WheelTug’s focus is to fit its electric-taxi system to existing jets, and it has installation agreements with Alitalia and El Al Israel Airlines Ltd. The company has a target of late 2013 to get the first units onto planes.
The Honeywell/Safran and L-3/Crane groups are concentrating instead on persuading planemakers to adopt the technology for new aircraft. Their systems drive the main landing gear. Honeywell and Safran expect to run trials with a Safran-owned Airbus A320 by mid-2013. L-3 and Crane tested their team’s unit in December on a Deutsche Lufthansa AG A320.

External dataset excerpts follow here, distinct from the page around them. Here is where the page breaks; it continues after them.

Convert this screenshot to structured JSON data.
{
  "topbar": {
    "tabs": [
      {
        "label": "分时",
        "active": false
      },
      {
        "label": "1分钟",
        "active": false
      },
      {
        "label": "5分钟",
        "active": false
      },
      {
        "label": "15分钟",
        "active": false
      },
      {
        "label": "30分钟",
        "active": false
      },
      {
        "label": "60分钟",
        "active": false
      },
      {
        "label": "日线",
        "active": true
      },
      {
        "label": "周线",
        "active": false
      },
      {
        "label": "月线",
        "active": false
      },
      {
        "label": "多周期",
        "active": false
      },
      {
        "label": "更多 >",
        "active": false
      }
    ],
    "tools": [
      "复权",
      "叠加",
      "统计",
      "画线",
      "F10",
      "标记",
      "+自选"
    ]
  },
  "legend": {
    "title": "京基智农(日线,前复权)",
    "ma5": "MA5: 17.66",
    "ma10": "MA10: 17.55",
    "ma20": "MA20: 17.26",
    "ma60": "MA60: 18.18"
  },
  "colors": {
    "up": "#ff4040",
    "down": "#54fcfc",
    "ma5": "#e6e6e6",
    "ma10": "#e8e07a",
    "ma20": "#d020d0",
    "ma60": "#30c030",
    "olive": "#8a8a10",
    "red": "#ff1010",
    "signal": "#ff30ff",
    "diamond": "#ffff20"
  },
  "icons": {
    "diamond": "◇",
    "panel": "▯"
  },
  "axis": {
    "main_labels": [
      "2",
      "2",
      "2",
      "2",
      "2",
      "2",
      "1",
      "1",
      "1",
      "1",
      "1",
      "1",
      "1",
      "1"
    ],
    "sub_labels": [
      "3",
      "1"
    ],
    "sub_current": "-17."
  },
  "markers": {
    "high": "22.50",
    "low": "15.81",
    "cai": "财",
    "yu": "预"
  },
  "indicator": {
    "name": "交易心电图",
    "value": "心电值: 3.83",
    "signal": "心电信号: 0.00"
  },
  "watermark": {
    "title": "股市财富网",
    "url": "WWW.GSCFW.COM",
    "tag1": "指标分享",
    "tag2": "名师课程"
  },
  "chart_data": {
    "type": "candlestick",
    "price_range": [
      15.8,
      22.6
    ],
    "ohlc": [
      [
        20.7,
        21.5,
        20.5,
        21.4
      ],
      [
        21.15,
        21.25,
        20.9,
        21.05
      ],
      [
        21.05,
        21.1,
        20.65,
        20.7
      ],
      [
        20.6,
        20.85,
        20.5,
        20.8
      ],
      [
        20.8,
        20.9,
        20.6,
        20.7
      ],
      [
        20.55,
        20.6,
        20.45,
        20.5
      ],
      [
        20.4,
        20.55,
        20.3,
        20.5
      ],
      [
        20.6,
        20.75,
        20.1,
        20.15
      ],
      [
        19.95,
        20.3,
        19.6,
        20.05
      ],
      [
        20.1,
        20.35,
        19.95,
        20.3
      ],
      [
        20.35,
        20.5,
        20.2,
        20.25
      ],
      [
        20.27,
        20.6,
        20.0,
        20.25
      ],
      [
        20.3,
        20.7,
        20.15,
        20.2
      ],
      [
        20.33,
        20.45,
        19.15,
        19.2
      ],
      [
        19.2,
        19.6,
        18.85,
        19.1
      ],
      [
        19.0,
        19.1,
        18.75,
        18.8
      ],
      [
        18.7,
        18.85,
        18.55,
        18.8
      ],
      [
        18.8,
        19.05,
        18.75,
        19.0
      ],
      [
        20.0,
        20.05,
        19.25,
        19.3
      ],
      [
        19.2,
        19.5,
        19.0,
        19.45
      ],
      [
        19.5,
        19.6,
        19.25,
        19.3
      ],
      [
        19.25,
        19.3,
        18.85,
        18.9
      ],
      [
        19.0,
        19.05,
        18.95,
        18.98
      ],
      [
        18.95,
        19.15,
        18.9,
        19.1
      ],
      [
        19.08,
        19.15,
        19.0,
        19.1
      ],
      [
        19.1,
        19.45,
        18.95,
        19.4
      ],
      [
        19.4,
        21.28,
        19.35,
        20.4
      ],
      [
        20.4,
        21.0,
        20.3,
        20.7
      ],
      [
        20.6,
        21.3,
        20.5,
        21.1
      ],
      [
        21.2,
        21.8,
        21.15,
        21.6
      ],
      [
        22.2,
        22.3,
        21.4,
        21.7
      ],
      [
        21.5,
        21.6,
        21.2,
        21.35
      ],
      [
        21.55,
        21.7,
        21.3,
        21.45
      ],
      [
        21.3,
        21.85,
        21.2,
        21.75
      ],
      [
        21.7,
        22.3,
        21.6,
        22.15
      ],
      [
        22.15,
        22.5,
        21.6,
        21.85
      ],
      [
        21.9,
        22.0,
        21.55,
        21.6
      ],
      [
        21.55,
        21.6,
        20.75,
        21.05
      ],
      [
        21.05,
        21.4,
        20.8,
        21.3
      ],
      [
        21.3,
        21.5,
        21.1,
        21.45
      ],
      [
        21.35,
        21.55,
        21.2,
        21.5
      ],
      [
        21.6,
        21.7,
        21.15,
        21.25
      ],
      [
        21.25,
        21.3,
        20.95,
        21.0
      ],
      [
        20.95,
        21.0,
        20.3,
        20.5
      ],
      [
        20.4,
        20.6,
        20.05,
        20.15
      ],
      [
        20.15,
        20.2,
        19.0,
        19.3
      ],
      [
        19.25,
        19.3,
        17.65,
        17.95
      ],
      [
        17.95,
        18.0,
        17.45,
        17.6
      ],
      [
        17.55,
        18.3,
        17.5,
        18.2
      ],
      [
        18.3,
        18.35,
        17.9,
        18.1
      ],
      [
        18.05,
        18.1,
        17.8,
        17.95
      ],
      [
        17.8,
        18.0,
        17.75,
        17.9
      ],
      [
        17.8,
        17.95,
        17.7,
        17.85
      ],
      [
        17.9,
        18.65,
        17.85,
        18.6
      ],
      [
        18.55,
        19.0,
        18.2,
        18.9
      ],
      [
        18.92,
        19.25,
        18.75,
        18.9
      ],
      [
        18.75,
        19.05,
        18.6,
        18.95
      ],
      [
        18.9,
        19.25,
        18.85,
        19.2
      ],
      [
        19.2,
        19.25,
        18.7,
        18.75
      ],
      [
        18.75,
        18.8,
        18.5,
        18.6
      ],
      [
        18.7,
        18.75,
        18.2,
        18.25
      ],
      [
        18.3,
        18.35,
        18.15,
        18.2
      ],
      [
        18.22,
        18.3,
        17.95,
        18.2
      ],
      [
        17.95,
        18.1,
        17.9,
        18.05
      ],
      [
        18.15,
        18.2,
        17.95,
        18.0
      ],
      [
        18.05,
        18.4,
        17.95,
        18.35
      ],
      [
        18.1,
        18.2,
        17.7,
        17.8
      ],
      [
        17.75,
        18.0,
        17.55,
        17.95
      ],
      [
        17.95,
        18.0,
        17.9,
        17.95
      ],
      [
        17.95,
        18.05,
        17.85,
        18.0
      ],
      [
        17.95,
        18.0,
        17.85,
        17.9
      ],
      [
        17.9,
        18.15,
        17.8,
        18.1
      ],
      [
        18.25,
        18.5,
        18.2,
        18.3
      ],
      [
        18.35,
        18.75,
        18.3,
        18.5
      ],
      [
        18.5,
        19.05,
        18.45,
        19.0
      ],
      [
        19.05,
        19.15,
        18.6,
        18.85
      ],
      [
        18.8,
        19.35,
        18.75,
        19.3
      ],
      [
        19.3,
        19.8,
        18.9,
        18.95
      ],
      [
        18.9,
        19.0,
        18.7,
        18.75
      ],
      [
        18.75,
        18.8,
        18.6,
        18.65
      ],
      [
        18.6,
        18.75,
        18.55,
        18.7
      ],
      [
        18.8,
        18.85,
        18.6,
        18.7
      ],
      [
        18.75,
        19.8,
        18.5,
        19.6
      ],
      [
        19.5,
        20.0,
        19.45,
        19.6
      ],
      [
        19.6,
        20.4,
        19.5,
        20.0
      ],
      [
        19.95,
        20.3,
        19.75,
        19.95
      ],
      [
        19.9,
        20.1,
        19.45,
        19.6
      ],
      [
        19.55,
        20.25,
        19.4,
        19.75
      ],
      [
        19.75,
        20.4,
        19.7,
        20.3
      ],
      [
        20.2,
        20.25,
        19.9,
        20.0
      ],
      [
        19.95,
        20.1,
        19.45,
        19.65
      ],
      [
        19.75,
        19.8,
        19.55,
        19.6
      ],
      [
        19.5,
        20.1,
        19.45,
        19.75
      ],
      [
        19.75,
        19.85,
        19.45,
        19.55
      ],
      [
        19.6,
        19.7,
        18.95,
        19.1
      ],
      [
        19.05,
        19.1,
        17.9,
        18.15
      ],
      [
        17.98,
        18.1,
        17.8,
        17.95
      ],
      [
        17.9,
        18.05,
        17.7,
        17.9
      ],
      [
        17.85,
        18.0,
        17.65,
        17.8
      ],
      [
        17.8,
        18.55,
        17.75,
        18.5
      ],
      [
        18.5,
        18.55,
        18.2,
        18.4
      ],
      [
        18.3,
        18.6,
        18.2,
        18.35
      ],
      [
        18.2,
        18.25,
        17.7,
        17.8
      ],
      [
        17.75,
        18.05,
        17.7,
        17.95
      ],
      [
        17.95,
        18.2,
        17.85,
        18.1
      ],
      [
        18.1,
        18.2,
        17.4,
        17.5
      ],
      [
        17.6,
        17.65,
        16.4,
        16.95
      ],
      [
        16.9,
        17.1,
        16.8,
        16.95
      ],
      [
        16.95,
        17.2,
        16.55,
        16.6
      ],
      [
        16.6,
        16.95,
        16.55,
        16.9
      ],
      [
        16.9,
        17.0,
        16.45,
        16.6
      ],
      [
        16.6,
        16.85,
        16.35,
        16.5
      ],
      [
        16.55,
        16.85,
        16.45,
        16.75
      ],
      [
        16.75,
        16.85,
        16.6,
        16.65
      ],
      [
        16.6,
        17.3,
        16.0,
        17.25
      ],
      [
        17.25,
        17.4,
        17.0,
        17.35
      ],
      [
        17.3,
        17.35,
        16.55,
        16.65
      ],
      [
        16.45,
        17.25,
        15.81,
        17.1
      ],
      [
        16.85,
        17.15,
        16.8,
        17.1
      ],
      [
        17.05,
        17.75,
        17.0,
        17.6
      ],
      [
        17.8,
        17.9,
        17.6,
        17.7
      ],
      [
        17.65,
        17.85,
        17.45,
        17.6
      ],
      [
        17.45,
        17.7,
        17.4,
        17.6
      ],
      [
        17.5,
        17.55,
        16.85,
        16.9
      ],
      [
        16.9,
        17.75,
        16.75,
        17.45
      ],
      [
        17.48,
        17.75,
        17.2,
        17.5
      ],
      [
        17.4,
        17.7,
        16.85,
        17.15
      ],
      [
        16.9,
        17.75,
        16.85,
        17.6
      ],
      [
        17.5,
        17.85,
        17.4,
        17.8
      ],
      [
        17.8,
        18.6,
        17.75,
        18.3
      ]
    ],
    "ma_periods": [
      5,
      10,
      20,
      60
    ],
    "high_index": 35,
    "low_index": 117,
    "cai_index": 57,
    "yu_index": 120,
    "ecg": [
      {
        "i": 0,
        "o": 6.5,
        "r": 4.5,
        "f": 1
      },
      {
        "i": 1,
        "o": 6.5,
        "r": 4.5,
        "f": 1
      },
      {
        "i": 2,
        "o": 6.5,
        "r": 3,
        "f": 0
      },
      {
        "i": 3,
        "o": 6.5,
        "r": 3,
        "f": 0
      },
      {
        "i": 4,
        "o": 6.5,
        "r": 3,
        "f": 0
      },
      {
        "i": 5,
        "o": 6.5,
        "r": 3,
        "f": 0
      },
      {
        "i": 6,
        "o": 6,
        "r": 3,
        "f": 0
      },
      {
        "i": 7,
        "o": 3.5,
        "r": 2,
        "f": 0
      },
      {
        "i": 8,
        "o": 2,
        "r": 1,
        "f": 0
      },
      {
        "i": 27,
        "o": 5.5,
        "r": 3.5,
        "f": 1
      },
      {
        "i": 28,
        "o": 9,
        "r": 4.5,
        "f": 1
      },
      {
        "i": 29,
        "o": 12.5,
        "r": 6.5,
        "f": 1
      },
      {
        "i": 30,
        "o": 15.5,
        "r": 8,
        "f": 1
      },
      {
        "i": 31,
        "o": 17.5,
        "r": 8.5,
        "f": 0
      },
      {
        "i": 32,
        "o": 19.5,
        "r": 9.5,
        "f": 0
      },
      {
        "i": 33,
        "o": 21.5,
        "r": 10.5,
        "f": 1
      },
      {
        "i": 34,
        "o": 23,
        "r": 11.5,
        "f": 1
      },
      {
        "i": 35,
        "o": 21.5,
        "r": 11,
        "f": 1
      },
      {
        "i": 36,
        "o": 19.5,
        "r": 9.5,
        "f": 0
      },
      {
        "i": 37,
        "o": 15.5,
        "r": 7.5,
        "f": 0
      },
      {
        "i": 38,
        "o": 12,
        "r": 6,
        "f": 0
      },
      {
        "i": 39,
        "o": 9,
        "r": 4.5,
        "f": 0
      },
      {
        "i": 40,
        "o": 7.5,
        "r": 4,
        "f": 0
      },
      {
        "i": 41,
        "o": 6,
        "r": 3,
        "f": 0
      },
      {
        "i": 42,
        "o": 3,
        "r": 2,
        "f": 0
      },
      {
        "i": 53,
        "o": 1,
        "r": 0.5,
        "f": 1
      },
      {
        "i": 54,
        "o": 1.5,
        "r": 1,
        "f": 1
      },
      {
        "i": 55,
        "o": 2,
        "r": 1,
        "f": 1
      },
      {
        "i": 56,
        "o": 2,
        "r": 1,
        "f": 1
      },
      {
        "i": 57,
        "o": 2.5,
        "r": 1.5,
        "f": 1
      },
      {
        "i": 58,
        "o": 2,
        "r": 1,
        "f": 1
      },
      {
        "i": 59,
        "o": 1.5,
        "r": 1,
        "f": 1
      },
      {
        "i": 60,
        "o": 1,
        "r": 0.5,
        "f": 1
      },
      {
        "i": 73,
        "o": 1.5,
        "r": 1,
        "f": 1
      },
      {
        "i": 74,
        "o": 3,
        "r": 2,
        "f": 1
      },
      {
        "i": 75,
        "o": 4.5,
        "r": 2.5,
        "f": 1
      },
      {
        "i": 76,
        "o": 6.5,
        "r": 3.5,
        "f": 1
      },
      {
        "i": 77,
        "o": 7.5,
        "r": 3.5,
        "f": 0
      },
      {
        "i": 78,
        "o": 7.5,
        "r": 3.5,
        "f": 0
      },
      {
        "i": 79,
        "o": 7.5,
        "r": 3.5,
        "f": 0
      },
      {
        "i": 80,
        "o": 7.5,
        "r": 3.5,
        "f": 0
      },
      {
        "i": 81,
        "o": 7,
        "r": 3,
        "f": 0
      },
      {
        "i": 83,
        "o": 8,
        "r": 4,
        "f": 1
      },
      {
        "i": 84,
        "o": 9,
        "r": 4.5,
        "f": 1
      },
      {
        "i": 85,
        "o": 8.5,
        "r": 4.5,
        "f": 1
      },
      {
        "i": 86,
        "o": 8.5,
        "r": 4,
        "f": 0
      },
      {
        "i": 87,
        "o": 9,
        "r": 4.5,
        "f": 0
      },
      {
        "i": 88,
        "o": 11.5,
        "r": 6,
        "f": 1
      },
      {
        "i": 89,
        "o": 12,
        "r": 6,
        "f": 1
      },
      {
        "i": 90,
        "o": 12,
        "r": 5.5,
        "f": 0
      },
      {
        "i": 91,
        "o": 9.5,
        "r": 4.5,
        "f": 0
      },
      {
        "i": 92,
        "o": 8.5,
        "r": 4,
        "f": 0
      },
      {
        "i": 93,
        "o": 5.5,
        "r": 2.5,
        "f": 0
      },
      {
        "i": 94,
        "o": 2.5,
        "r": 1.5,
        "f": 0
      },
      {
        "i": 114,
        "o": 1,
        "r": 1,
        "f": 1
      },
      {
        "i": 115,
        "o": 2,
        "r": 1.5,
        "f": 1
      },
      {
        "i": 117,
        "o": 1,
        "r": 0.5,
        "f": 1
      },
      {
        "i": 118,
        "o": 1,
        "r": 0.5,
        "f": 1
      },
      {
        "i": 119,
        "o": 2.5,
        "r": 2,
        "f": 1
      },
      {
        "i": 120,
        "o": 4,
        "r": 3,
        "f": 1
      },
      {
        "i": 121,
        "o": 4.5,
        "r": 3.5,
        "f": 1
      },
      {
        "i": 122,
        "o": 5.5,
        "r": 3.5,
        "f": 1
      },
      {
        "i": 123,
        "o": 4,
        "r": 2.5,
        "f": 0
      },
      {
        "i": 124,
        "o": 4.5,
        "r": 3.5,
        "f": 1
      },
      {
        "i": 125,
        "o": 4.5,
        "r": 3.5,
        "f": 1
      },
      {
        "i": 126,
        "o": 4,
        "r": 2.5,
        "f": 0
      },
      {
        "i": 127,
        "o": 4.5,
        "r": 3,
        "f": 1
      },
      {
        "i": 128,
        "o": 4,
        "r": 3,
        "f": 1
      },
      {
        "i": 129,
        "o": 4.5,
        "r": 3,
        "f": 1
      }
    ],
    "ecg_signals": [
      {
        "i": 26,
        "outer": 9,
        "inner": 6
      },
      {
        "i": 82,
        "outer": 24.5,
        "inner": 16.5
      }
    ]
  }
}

Airlines have powerful incentives to act, said Scott Whitfill, who oversees about 70 tugs as North America maintenance director for Worldwide Flight Services.
“If airplanes were able essentially to back themselves out and I didn’t have to supply a push-back tractor, that would impact the cost of my handling for the airline,” Whitfill said in a telephone interview. “Push-backs are not cheap.”
Savings from the electric motors would be greatest on single-aisle jets such as the A320 and Boeing’s 737, whose frequent short-haul flights mean more time taxiing. Wide-bodies land and take off less often because they fly longer routes.
“It’s huge,” said Rick Jones, vice president of Crane’s aerospace unit. “It’s looking to us like it’s going to be a compelling value proposition for the airlines.”
Davies of Luton, England-based EasyJet is convinced. The carrier’s 215-plane fleet consists entirely of jets from the A320 family. That makes it one of the airlines that would benefit from electric taxi, and it’s preparing to test the Honeywell-Safran system.
“There’s no doubt to me that the technology is there. It will work,” Davies said. “Let’s say 40 years from now, maybe all aircraft will have this.”